Architecture¶
Phalanx is a standard Flower app-model application (flwr 1.31 Message API) plus an OpenTelemetry layer. Four modules, no framework of our own:
| Module | Role |
|---|---|
phalanx/task.py |
Model (HF transformer + PEFT/LoRA), data (flwr-datasets, IID or Dirichlet non-IID), train_fn/test_fn, and adapter-state helpers. |
phalanx/client_app.py |
ClientApp with @app.train / @app.evaluate. Loads the broadcast adapters into a frozen-backbone LoRA model, trains/evaluates on its partition, replies with adapters only. Wraps each pass in a client span. |
phalanx/server_app.py |
ServerApp with @app.main, plus ObservableFedAvg. Builds the initial adapter state, runs strategy.start(...), and emits per-round telemetry. |
phalanx/telemetry.py |
OpenTelemetry tracer/meter providers, round/client span context managers, and FL metric instruments.

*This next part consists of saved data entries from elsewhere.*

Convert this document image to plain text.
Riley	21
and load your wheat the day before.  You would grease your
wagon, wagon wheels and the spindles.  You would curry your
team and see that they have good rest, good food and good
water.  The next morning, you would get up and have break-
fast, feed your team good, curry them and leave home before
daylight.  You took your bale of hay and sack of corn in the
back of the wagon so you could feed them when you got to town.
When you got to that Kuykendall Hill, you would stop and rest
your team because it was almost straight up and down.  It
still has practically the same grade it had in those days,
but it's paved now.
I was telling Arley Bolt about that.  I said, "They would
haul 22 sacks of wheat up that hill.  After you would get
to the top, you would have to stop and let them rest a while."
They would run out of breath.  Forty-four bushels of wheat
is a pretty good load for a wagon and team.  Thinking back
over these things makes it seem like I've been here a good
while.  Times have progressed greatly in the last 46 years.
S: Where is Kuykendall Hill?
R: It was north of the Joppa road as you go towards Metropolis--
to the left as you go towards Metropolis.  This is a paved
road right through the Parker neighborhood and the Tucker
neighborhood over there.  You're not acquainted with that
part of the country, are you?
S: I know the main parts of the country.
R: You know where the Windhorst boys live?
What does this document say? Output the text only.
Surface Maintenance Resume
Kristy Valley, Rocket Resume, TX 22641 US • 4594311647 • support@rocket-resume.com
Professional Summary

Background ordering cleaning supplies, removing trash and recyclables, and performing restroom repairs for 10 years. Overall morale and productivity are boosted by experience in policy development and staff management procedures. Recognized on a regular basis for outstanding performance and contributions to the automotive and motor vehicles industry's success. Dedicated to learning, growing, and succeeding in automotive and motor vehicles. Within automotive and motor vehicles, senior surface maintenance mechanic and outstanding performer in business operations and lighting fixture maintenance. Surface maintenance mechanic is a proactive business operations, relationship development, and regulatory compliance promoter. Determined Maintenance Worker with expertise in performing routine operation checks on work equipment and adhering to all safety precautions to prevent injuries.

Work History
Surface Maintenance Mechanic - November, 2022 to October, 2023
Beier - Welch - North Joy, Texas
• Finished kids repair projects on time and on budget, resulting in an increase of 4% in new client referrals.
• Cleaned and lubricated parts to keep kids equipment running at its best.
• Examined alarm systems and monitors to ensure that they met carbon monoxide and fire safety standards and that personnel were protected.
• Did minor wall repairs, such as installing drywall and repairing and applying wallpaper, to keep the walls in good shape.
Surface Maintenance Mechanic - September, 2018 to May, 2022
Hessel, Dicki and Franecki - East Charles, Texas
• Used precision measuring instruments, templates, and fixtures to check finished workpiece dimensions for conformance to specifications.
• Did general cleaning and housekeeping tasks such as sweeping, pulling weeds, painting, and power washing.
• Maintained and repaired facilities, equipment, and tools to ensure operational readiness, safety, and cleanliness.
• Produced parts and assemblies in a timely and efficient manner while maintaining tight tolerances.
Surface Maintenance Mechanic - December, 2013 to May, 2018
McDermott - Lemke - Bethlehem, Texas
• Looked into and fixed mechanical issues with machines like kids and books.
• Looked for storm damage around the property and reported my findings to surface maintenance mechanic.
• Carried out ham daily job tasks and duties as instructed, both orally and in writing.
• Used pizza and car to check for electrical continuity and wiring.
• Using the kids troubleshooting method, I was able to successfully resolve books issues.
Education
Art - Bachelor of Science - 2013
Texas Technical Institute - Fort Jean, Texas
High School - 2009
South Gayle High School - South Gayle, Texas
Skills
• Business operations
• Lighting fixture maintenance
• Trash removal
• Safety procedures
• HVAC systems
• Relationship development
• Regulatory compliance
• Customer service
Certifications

Exporters are pluggable: OTLP, console, or in-memory (for tests). |
One federated round¶
strategy.start() drives this loop for num-server-rounds:
ServerApp.main
└─ ObservableFedAvg.start(initial_arrays = adapter state)
for each round:
configure_train → broadcast adapters to sampled clients
ClientApp.train → set adapters, train locally, return adapter delta [fl.client.train span]
aggregate_train → FedAvg over the returned adapters
configure_evaluate → broadcast updated adapters
ClientApp.evaluate → evaluate locally, return loss/accuracy [fl.client.evaluate span]
aggregate_evaluate → FedAvg over metrics → observe_round(...) [fl.round span + metrics]
Adapter-only federation¶
The model is a HuggingFace sequence-classification transformer wrapped with a PEFT
LoraConfig. Only the LoRA adapters and the newly-initialised classification head
(PEFT modules_to_save) are trainable, and only those tensors are federated
(get_adapter_state / set_adapter_state). The frozen backbone never leaves a
client, so each ArrayRecord on the wire is small (tens of KB, not the full model).
ObservableFedAvg subclasses Flower's FedAvg and overrides aggregate_train
(to count participating clients) and aggregate_evaluate (to read the aggregated
loss/accuracy and call observe_round). FedAvg's key-matched aggregation works
because get_adapter_state returns a stable set of keys across the server and all
clients.
The OpenTelemetry layer¶
telemetry.py keeps its tracer/meter providers module-local (off the OTel globals)
so tests can re-initialise between cases. init_telemetry chooses an exporter:
- an injected in-memory exporter (unit tests),
- a console exporter when
OTEL_TRACES_EXPORTER=console, - an OTLP exporter when
OTEL_EXPORTER_OTLP_ENDPOINTis set, - otherwise telemetry is recorded but not exported.
Server-side, each round emits an fl.round span (fl.round, fl.loss,
fl.accuracy, fl.clients) and the metrics fl.round.loss / fl.round.accuracy /
fl.round.clients. Client-side, each pass emits an fl.client.train or
fl.client.evaluate span and fl.client.examples / fl.client.loss metrics.
Because the simulation runs clients in separate Ray processes, client spans are
independent traces in v1. Linking them as children of the server's round span via
Message.metadata trace-context propagation is the v2 direction (see ROADMAP.md).